Breakdance bei Olympia: Mit Powermoves zu den Spielen
Breakdance, kurz Breaking, gehört erstmals zum Programm der Olympischen Sommerspiele. Die Litauerin Dominika Banevič, 16, will eine Medaille gewinnen.
In einem Plattenbauviertel am Rande der litauischen Hauptstadt Vilnius hat Dominika Banevič ihren Übungsraum. Sie ist bereits seit ihrem achten Lebensjahr Breakdancerin oder Breakerin. Sie hat sich hier einen eigenen Trainings
raum eingerichtet, ausgestattet ist er nur mit dem Wesentlichen: viel Tanzfläche, ein großer Spiegel, dazu Trainingsbedarf wie ein Gymnastikball. Und eine Musikanlage, gestellt von ihrem Hauptsponsor, jenem Limonadenfabrikanten, der in so viele Trendsportarten investiert. Es läuft gerade ein Song des HipHoppers Mos Def. „Ich breake am liebsten zu Old-School-HipHop aus den Neunzigern“, sagt Banevič. „Musik spielt eine wichtige Rolle in meinem Leben, sie ist ein Teil von mir.“
Von der Schule zum Profi
Banevič, gerade mal 16 Jahre alt, wird ihr Land bei den Olympischen Sommerspielen in Paris (26. Juli bis 11. August) vertreten, wenn die Sportart Breaking zum ersten Mal im offiziellen Programm vertreten ist. Im Jahr 2023 hat die Litauerin die World Breaking Championship in Belgien gewonnen und somit als eine der ersten Athlet:innen die Qualifikation für Paris geschafft. Banevič macht derzeit nichts anderes als zu trainieren, sie hat kürzlich die 10. Klasse der Schule abgeschlossen und geht bis zum Sommer auf keine weiterführende Schule, weil sie sich auf ihren Sport konzentrieren will.
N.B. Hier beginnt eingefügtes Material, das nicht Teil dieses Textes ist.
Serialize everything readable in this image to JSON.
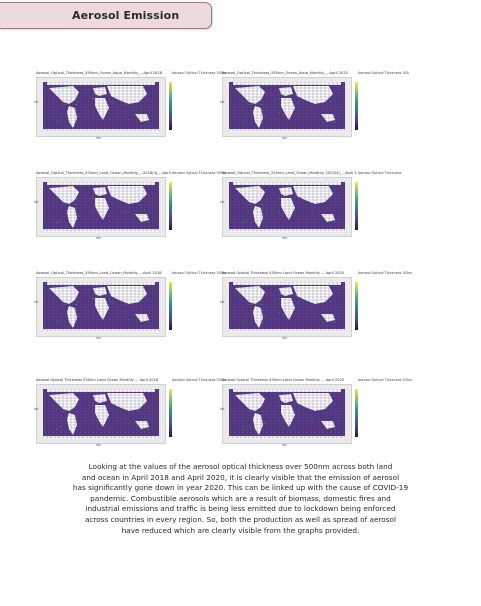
{
  "header": {
    "title": "Aerosol Emission"
  },
  "figures": [
    {
      "title": "Aerosol_Optical_Thickness_550nm_Ocean_Aqua_Monthly_...April 2018",
      "legend": "Aerosol Optical Thickness 550nm"
    },
    {
      "title": "Aerosol_Optical_Thickness_550nm_Ocean_Aqua_Monthly_...April 2020",
      "legend": "Aerosol Optical Thickness 550"
    },
    {
      "title": "Aerosol_Optical_Thickness_550nm_Land_Ocean_Monthly_...2018(4)_...April 2018",
      "legend": "Aerosol Optical Thickness 550nm"
    },
    {
      "title": "Aerosol_Optical_Thickness_550nm_Land_Ocean_Monthly_2020(4)_...April 2020",
      "legend": "Aerosol Optical Thickness"
    },
    {
      "title": "Aerosol_Optical_Thickness_550nm_Land_Ocean_Monthly_...April 2018",
      "legend": "Aerosol Optical Thickness 550nm"
    },
    {
      "title": "Aerosol Optical Thickness 550nm Land Ocean Monthly ... April 2020",
      "legend": "Aerosol Optical Thickness 550nm"
    },
    {
      "title": "Aerosol Optical Thickness 550nm Land Ocean Monthly ... April 2018",
      "legend": "Aerosol Optical Thickness 550nm"
    },
    {
      "title": "Aerosol Optical Thickness 550nm Land Ocean Monthly ... April 2020",
      "legend": "Aerosol Optical Thickness 550nm"
    }
  ],
  "axes": {
    "x": "lon",
    "y": "lat"
  },
  "colors": {
    "ocean": "#5b3c8a",
    "land": "#ffffff",
    "grid": "#2a1f4a",
    "accent": "#eddadd"
  },
  "description": [
    "Looking at the values of the aerosol optical thickness over 500nm across both land",
    "and ocean in April 2018 and April 2020, it is clearly visible that the emission of aerosol",
    "has significantly gone down in year 2020. This can be linked up with the cause of COVID-19",
    "pandemic. Combustible aerosols which are a result of biomass, domestic fires and",
    "industrial emissions and traffic is being less emitted due to lockdown being enforced",
    "across countries in every region. So, both the production as well as spread of aerosol",
    "have reduced which are clearly visible from the graphs provided."
  ]
}
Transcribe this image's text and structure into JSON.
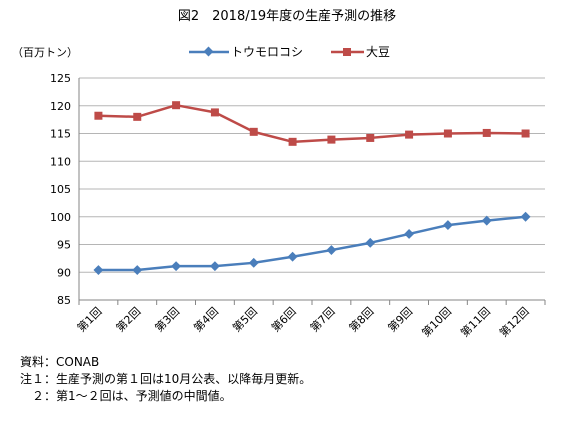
{
  "chart_data": {
    "type": "line",
    "title": "図2　2018/19年度の生産予測の推移",
    "ylabel": "（百万トン）",
    "xlabel": "",
    "ylim": [
      85,
      125
    ],
    "ytick_step": 5,
    "grid": true,
    "legend_position": "top",
    "categories": [
      "第1回",
      "第2回",
      "第3回",
      "第4回",
      "第5回",
      "第6回",
      "第7回",
      "第8回",
      "第9回",
      "第10回",
      "第11回",
      "第12回"
    ],
    "series": [
      {
        "name": "トウモロコシ",
        "color": "#4a7ebb",
        "marker": "diamond",
        "values": [
          90.4,
          90.4,
          91.1,
          91.1,
          91.7,
          92.8,
          94.0,
          95.3,
          96.9,
          98.5,
          99.3,
          100.0
        ]
      },
      {
        "name": "大豆",
        "color": "#be4b48",
        "marker": "square",
        "values": [
          118.2,
          118.0,
          120.1,
          118.8,
          115.3,
          113.5,
          113.9,
          114.2,
          114.8,
          115.0,
          115.1,
          115.0
        ]
      }
    ]
  },
  "notes": {
    "source": "資料：CONAB",
    "note1": "注１：生産予測の第１回は10月公表、以降毎月更新。",
    "note2": "　２：第1～２回は、予測値の中間値。"
  }
}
Dominika Banevič, Breakerin aus Litauens Hauptstadt Vilnius
„Im Moment trainiere ich normalerweise sechs, sieben Stunden pro Tag. Breaking-Einheiten, Krafttraining, alles, was dazugehört“, sagt sie beim Gespräch in einem Nebenzimmer ihres Trainingsraums. „Aber ich genieße es. Mein Körper ist am Ende des Tages müde, aber die Seele ist glücklich.“ Dominika Banevič ist zum Star in Litauen geworden, das liegt zum einen an ihrem beeindruckenden Tanzstil, zum anderen aber wohl auch an ihrer selbstbewussten, unerschrockenen Art.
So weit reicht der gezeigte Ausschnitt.